The one topic I might have liked would have been currencies as alternatives to bonds. My currency ETFs are paying me a better yield than my US dollar cash holdings. Like I said above, only low debts and strong rule of law matter in finding currencies to use as hedges or income alternatives. Once hyperinflation destroys the US dollar, my currency ETFs will enable me to buy US dollar assets cheaply. Currency is cash, and foreign currency in a hyperinflated economy enables wealth accumulation.

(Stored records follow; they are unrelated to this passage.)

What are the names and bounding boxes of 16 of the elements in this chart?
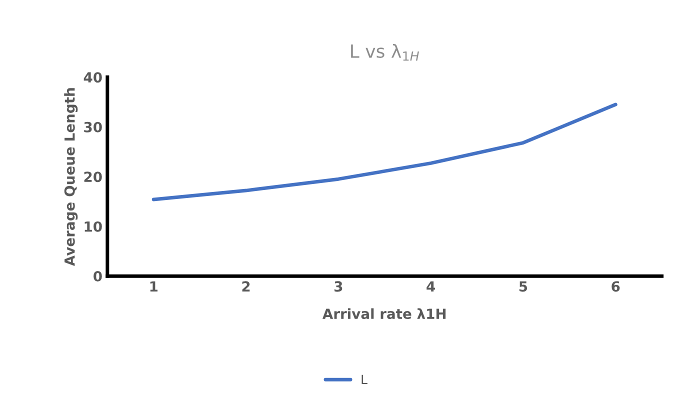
legend-label: L	[362, 374, 368, 384]
x-tick-label: 1	[150, 281, 158, 292]
y-tick-label: 10	[84, 221, 102, 232]
x-axis-title: Arrival rate λ1H	[322, 308, 446, 320]
y-axis-title: Average Queue Length	[64, 88, 78, 266]
x-tick-label: 2	[242, 281, 250, 292]
y-tick-label: 0	[94, 271, 102, 282]
y-tick-label: 40	[84, 72, 102, 83]
line-series	[152, 102, 618, 202]
x-tick-label: 4	[426, 281, 436, 292]
y-tick-label: 30	[84, 122, 102, 132]
x-tick-label: 3	[334, 281, 342, 292]
chart-title: L vs λ$_{1H}$	[351, 44, 420, 61]
y-tick-label: 20	[84, 172, 102, 182]
x-tick-label: 5	[519, 281, 528, 292]
x-tick-label: 6	[612, 281, 620, 292]
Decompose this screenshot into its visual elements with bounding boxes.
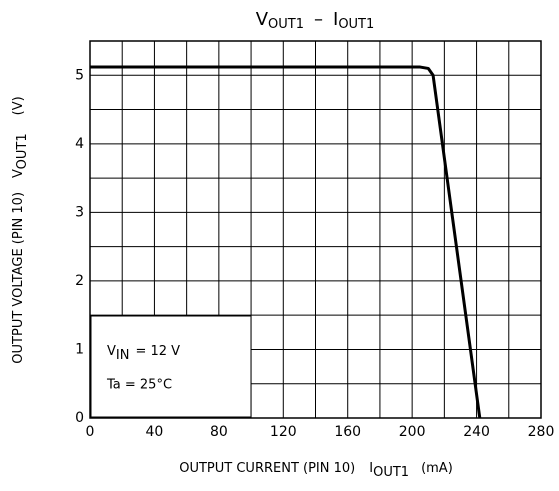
- title-part: V: [256, 9, 269, 30]
- x-tick-label: 40: [146, 424, 164, 440]
- label-part: (V): [11, 96, 26, 115]
- label-part: OUTPUT VOLTAGE (PIN 10): [11, 192, 26, 364]
- label-part: OUTPUT CURRENT (PIN 10): [179, 461, 355, 476]
- label-sub: OUT1: [15, 133, 30, 169]
- title-sub: OUT1: [268, 17, 304, 32]
- x-tick-label: 280: [528, 424, 555, 440]
- plot-frame: [89, 40, 542, 419]
- annotation: Ta = 25°C: [106, 378, 172, 393]
- annotation-box: [90, 315, 252, 418]
- label-sub: OUT1: [373, 465, 409, 480]
- x-tick-label: 240: [463, 424, 490, 440]
- annotation: VIN = 12 V: [107, 344, 180, 363]
- y-tick-label: 1: [75, 341, 84, 357]
- x-tick-label: 120: [270, 424, 297, 440]
- label-part: V: [11, 169, 26, 178]
- chart-title: VOUT1– IOUT1: [256, 9, 375, 32]
- annotation-part: V: [107, 344, 116, 359]
- annotation-part: = 12 V: [135, 344, 180, 359]
- y-tick-label: 2: [75, 273, 84, 289]
- title-part: I: [333, 9, 338, 30]
- x-tick-label: 160: [334, 424, 361, 440]
- y-tick-label: 5: [75, 67, 84, 83]
- title-part: –: [314, 9, 323, 30]
- x-axis-label: OUTPUT CURRENT (PIN 10) IOUT1 (mA): [179, 461, 453, 480]
- x-tick-label: 0: [86, 424, 95, 440]
- label-part: (mA): [421, 461, 453, 476]
- y-tick-label: 4: [75, 136, 84, 152]
- y-axis-label: OUTPUT VOLTAGE (PIN 10) VOUT1 (V): [11, 96, 30, 363]
- x-tick-label: 80: [210, 424, 228, 440]
- x-tick-label: 200: [399, 424, 426, 440]
- y-tick-label: 0: [75, 410, 84, 426]
- title-sub: OUT1: [338, 17, 374, 32]
- y-tick-label: 3: [75, 204, 84, 220]
- annotation-sub: IN: [116, 348, 130, 363]
- label-part: I: [369, 461, 373, 476]
- series-line: [90, 65, 482, 419]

This FX Invest West Coast conference is still in progress as I'm writing this article. I didn't miss much besides free food and coffee. It may be just as well that I sit this conference out if they can't have me as a speaker. I would probably offend everyone in the room with my strongly held belief in the limited portfolio role for currency strategies. Currency is cash, and cash is productive in only limited ways: investing in assets or paying expenses. Currency can also hedge cash exposures but those exposures must be committed to something serious. I have lots of cash sitting in my portfolio because not many assets in the capital markets are attractively priced and I have very few expenses to pay. I'm too cheap and too smart to be of use to many of the numbskulls in the professional currency investing circuit. It's their loss and they'll never know it.